Civil organisation Save SA has come out strongly against President Jacob Zuma’s statements on Monday that marches against him on Friday were racist.
Addressing crowds at the commemoration of the cowardly assassination of for MK Commander Chris Hani on Monday in Boksburg, President Zuma said he thought posters that were displayed at last week’s marches by protesters had died in 1994
However, the Save SA civil organisation has come out strongly against that.
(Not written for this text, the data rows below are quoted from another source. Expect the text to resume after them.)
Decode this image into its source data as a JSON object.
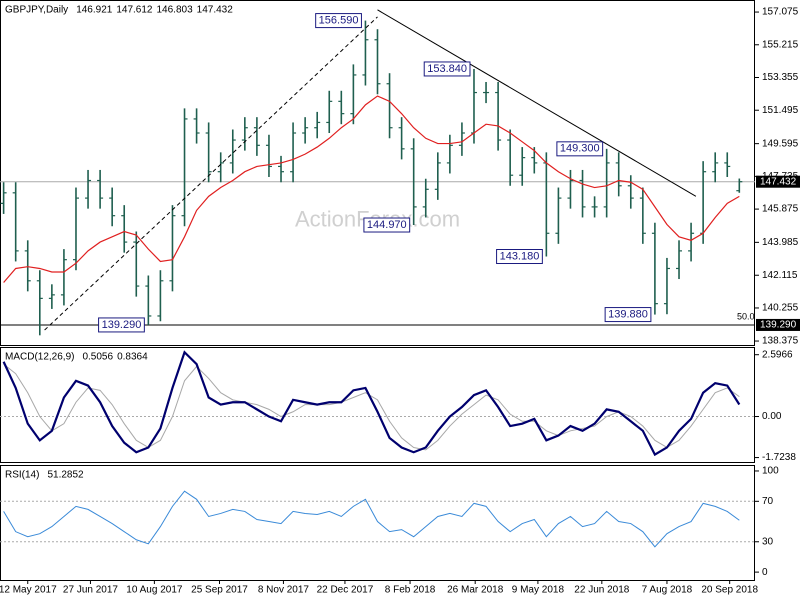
{
  "chart_data": [
    {
      "type": "ohlc",
      "title": "GBPJPY,Daily",
      "watermark": "ActionForex.com",
      "color": "#1f5f4f",
      "xlim": [
        -0.3,
        62.3
      ],
      "ylim": [
        138.15,
        157.76
      ],
      "yticks": [
        157.075,
        155.215,
        153.355,
        151.495,
        149.595,
        147.735,
        145.875,
        143.985,
        142.115,
        140.255,
        138.375
      ],
      "open": [
        146.2,
        146.8,
        143.5,
        141.8,
        140.8,
        141.0,
        143.0,
        146.5,
        147.5,
        146.5,
        145.5,
        144.0,
        141.5,
        139.8,
        141.8,
        145.5,
        151.0,
        150.2,
        148.0,
        148.5,
        149.8,
        150.5,
        149.5,
        148.3,
        148.0,
        150.2,
        150.5,
        150.8,
        152.0,
        151.3,
        153.5,
        155.5,
        153.0,
        150.5,
        149.3,
        146.0,
        147.0,
        148.5,
        149.5,
        150.2,
        152.5,
        152.5,
        149.8,
        147.8,
        148.8,
        148.5,
        144.5,
        146.5,
        147.5,
        146.0,
        146.0,
        148.5,
        147.2,
        146.5,
        144.5,
        140.5,
        142.5,
        143.5,
        144.5,
        148.0,
        148.5,
        146.921
      ],
      "high": [
        147.4,
        147.4,
        144.1,
        142.4,
        141.6,
        143.6,
        147.1,
        148.1,
        148.1,
        147.1,
        146.1,
        144.6,
        142.1,
        142.4,
        146.1,
        151.6,
        151.6,
        150.8,
        149.1,
        150.4,
        151.1,
        151.1,
        150.1,
        148.9,
        150.8,
        151.1,
        151.4,
        152.6,
        152.6,
        154.1,
        156.59,
        156.1,
        153.6,
        151.1,
        149.9,
        147.6,
        149.1,
        150.1,
        150.8,
        153.84,
        153.1,
        153.1,
        150.4,
        149.4,
        149.4,
        149.1,
        147.1,
        148.1,
        148.1,
        146.6,
        149.3,
        149.1,
        147.8,
        147.1,
        145.1,
        143.1,
        144.1,
        145.1,
        148.6,
        149.1,
        149.1,
        147.612
      ],
      "low": [
        145.6,
        142.9,
        141.2,
        138.7,
        140.2,
        140.4,
        142.4,
        145.9,
        145.9,
        144.9,
        143.4,
        140.9,
        139.29,
        139.5,
        141.2,
        144.9,
        149.6,
        147.4,
        147.4,
        147.9,
        149.2,
        148.9,
        147.7,
        147.4,
        147.4,
        149.6,
        149.9,
        150.2,
        150.7,
        150.7,
        152.9,
        152.4,
        149.9,
        148.7,
        144.97,
        145.4,
        146.4,
        147.9,
        148.9,
        149.6,
        151.9,
        149.2,
        147.2,
        147.2,
        147.9,
        143.18,
        143.9,
        145.9,
        145.4,
        145.4,
        145.4,
        146.6,
        145.9,
        143.9,
        139.88,
        139.9,
        141.9,
        142.9,
        143.9,
        147.4,
        147.7,
        146.803
      ],
      "close": [
        146.8,
        143.5,
        141.8,
        140.8,
        141.0,
        143.0,
        146.5,
        147.5,
        146.5,
        145.5,
        144.0,
        141.5,
        139.8,
        141.8,
        145.5,
        151.0,
        150.2,
        148.0,
        148.5,
        149.8,
        150.5,
        149.5,
        148.3,
        148.0,
        150.2,
        150.5,
        150.8,
        152.0,
        151.3,
        153.5,
        155.5,
        153.0,
        150.5,
        149.3,
        146.0,
        147.0,
        148.5,
        149.5,
        150.2,
        152.5,
        152.5,
        149.8,
        147.8,
        148.8,
        148.5,
        144.5,
        146.5,
        147.5,
        146.0,
        146.0,
        148.5,
        147.2,
        146.5,
        144.5,
        140.5,
        142.5,
        143.5,
        144.5,
        148.0,
        148.5,
        148.3,
        147.432
      ],
      "overlay": {
        "color": "#e02020",
        "values": [
          141.7,
          142.5,
          142.6,
          142.5,
          142.3,
          142.3,
          142.8,
          143.5,
          144.0,
          144.3,
          144.6,
          144.4,
          143.6,
          142.9,
          143.0,
          144.3,
          145.8,
          146.6,
          147.1,
          147.5,
          148.0,
          148.3,
          148.4,
          148.5,
          148.7,
          149.0,
          149.4,
          149.9,
          150.5,
          151.0,
          151.8,
          152.3,
          152.0,
          151.3,
          150.5,
          149.9,
          149.6,
          149.6,
          149.7,
          150.2,
          150.7,
          150.6,
          150.2,
          149.7,
          149.2,
          148.5,
          148.0,
          147.6,
          147.3,
          147.1,
          147.2,
          147.5,
          147.4,
          147.0,
          146.0,
          145.0,
          144.3,
          144.1,
          144.5,
          145.4,
          146.2,
          146.6
        ]
      },
      "annotations": [
        {
          "x": 30,
          "value": 156.59,
          "label": "156.590"
        },
        {
          "x": 39,
          "value": 153.84,
          "label": "153.840"
        },
        {
          "x": 34,
          "value": 144.97,
          "label": "144.970"
        },
        {
          "x": 50,
          "value": 149.3,
          "label": "149.300"
        },
        {
          "x": 45,
          "value": 143.18,
          "label": "143.180"
        },
        {
          "x": 54,
          "value": 139.88,
          "label": "139.880"
        },
        {
          "x": 12,
          "value": 139.29,
          "label": "139.290"
        }
      ],
      "hline": {
        "value": 139.29,
        "label": "139.290",
        "color": "#000000"
      },
      "fib_label": {
        "value": 50,
        "label": "50.0"
      },
      "trendlines": [
        {
          "x": [
            3.4,
            31
          ],
          "y": [
            139.0,
            156.8
          ],
          "dashed": true
        },
        {
          "x": [
            31,
            57.4
          ],
          "y": [
            157.2,
            146.6
          ],
          "dashed": false
        }
      ]
    },
    {
      "type": "line",
      "title": "MACD(12,26,9)",
      "xlim": [
        -0.3,
        62.3
      ],
      "ylim": [
        -1.91,
        2.92
      ],
      "yticks": [
        2.5966,
        {
          "value": 0,
          "label": "0.00"
        },
        -1.7238
      ],
      "series": [
        {
          "color": "#00006e",
          "width": 2.2,
          "values": [
            2.3,
            1.2,
            -0.3,
            -1.0,
            -0.6,
            0.8,
            1.5,
            1.3,
            0.6,
            -0.4,
            -1.1,
            -1.5,
            -1.3,
            -0.5,
            1.2,
            2.7,
            2.2,
            0.8,
            0.5,
            0.6,
            0.6,
            0.3,
            0.0,
            -0.2,
            0.7,
            0.6,
            0.5,
            0.6,
            0.6,
            1.1,
            1.2,
            0.2,
            -0.9,
            -1.3,
            -1.5,
            -1.3,
            -0.6,
            0.0,
            0.4,
            0.9,
            1.1,
            0.4,
            -0.4,
            -0.3,
            -0.1,
            -1.0,
            -0.8,
            -0.4,
            -0.6,
            -0.3,
            0.3,
            0.2,
            -0.2,
            -0.6,
            -1.6,
            -1.3,
            -0.6,
            -0.1,
            1.0,
            1.4,
            1.3,
            0.5056
          ]
        },
        {
          "color": "#a8a8a8",
          "width": 1,
          "values": [
            2.2,
            1.8,
            1.0,
            0.0,
            -0.6,
            -0.3,
            0.6,
            1.2,
            1.1,
            0.5,
            -0.3,
            -1.0,
            -1.3,
            -1.0,
            0.0,
            1.5,
            2.1,
            1.6,
            1.0,
            0.7,
            0.6,
            0.5,
            0.3,
            0.0,
            0.2,
            0.5,
            0.5,
            0.5,
            0.6,
            0.8,
            1.0,
            0.7,
            -0.2,
            -0.9,
            -1.3,
            -1.4,
            -1.0,
            -0.4,
            0.1,
            0.5,
            0.9,
            0.7,
            0.1,
            -0.2,
            -0.2,
            -0.6,
            -0.8,
            -0.6,
            -0.5,
            -0.4,
            0.0,
            0.2,
            0.0,
            -0.4,
            -1.0,
            -1.3,
            -1.0,
            -0.4,
            0.3,
            1.0,
            1.2,
            0.8364
          ]
        }
      ]
    },
    {
      "type": "line",
      "title": "RSI(14)",
      "xlim": [
        -0.3,
        62.3
      ],
      "ylim": [
        -7.8,
        105.9
      ],
      "yticks": [
        100,
        70,
        30,
        0
      ],
      "levels": [
        70,
        30
      ],
      "series": [
        {
          "color": "#3a8ad8",
          "width": 1,
          "values": [
            60,
            40,
            35,
            38,
            45,
            55,
            65,
            62,
            55,
            48,
            40,
            32,
            28,
            45,
            65,
            80,
            72,
            55,
            58,
            62,
            60,
            52,
            50,
            48,
            60,
            58,
            57,
            60,
            55,
            65,
            72,
            50,
            40,
            42,
            35,
            45,
            55,
            58,
            55,
            68,
            65,
            50,
            40,
            48,
            52,
            35,
            48,
            55,
            45,
            48,
            60,
            50,
            48,
            40,
            25,
            38,
            45,
            50,
            68,
            65,
            60,
            51.2852
          ]
        }
      ],
      "xticks": [
        {
          "value": 2.0,
          "label": "12 May 2017"
        },
        {
          "value": 7.2,
          "label": "27 Jun 2017"
        },
        {
          "value": 12.5,
          "label": "10 Aug 2017"
        },
        {
          "value": 17.9,
          "label": "25 Sep 2017"
        },
        {
          "value": 23.2,
          "label": "8 Nov 2017"
        },
        {
          "value": 28.3,
          "label": "22 Dec 2017"
        },
        {
          "value": 33.7,
          "label": "8 Feb 2018"
        },
        {
          "value": 39.1,
          "label": "26 Mar 2018"
        },
        {
          "value": 44.3,
          "label": "9 May 2018"
        },
        {
          "value": 49.6,
          "label": "22 Jun 2018"
        },
        {
          "value": 55.0,
          "label": "7 Aug 2018"
        },
        {
          "value": 60.2,
          "label": "20 Sep 2018"
        }
      ]
    }
  ]
}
In a statement issued by the organisation, it said, “We have observed in the recent period that the president has, out of desperation, been demonstrating an inclination to invoke the race card in a divisive manner.”
He alleged that some posters depicted black people as baboons.
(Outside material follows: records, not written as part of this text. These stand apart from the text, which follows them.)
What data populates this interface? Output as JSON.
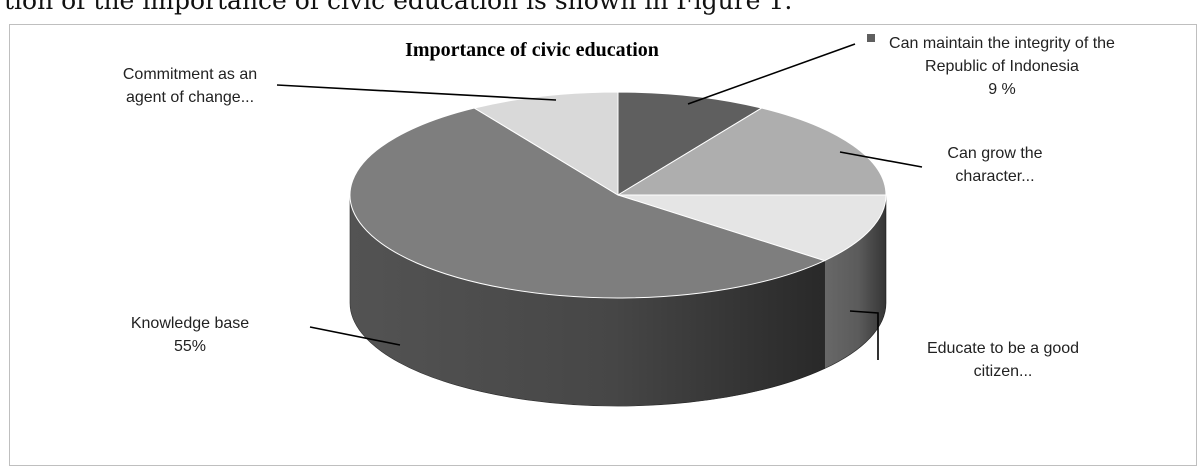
{
  "caption_line": "tion of the importance of civic education is shown in Figure 1.",
  "chart_data": {
    "type": "pie",
    "title": "Importance of civic education",
    "slices": [
      {
        "label": "Can maintain the integrity of the Republic of Indonesia",
        "display_lines": [
          "Can maintain the integrity of the",
          "Republic of Indonesia",
          "9 %"
        ],
        "value": 9,
        "color": "#5f5f5f",
        "side_color": "#3d3d3d",
        "legend_marker": true
      },
      {
        "label": "Can grow the character",
        "display_lines": [
          "Can grow the",
          "character..."
        ],
        "value": 16,
        "color": "#aeaeae",
        "side_color": "#7a7a7a"
      },
      {
        "label": "Educate to be a good citizen",
        "display_lines": [
          "Educate to be a good",
          "citizen..."
        ],
        "value": 11,
        "color": "#e5e5e5",
        "side_color": "#606060"
      },
      {
        "label": "Knowledge base",
        "display_lines": [
          "Knowledge base",
          "55%"
        ],
        "value": 55,
        "color": "#7e7e7e",
        "side_color": "#4a4a4a"
      },
      {
        "label": "Commitment as an agent of change",
        "display_lines": [
          "Commitment as an",
          "agent of change..."
        ],
        "value": 9,
        "color": "#d9d9d9",
        "side_color": "#9a9a9a"
      }
    ]
  }
}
“It is clear some of our white compatriots regard black people as lesser human beings or subhuman,” Zuma said.
Save SA however said that if Zuma was truly offended, he would report the matter to the Human Rights Commission.
“Had we seen these [posters], not only would we have removed them, but believe that the multitudes who marched with us under our national flag would not have tolerated these.”
Law enforcement agencies estimate that 20 000 people took part in the anti-Zuma march to the Union Buildings on Friday.
“Zuma’s remarks indicate that he has seen the images and footage from the marches by tens of thousands of South Africans, and we hope he will have noticed that by far the vast majority of posters had one clear message – and that was to tell him he must get out of office now,” Save SA said.
Save SA describes itself as a campaign made up of organisations, civil society groups, business leaders, prominent individuals and South African citizens to keep government leaders accountable to the Constitution.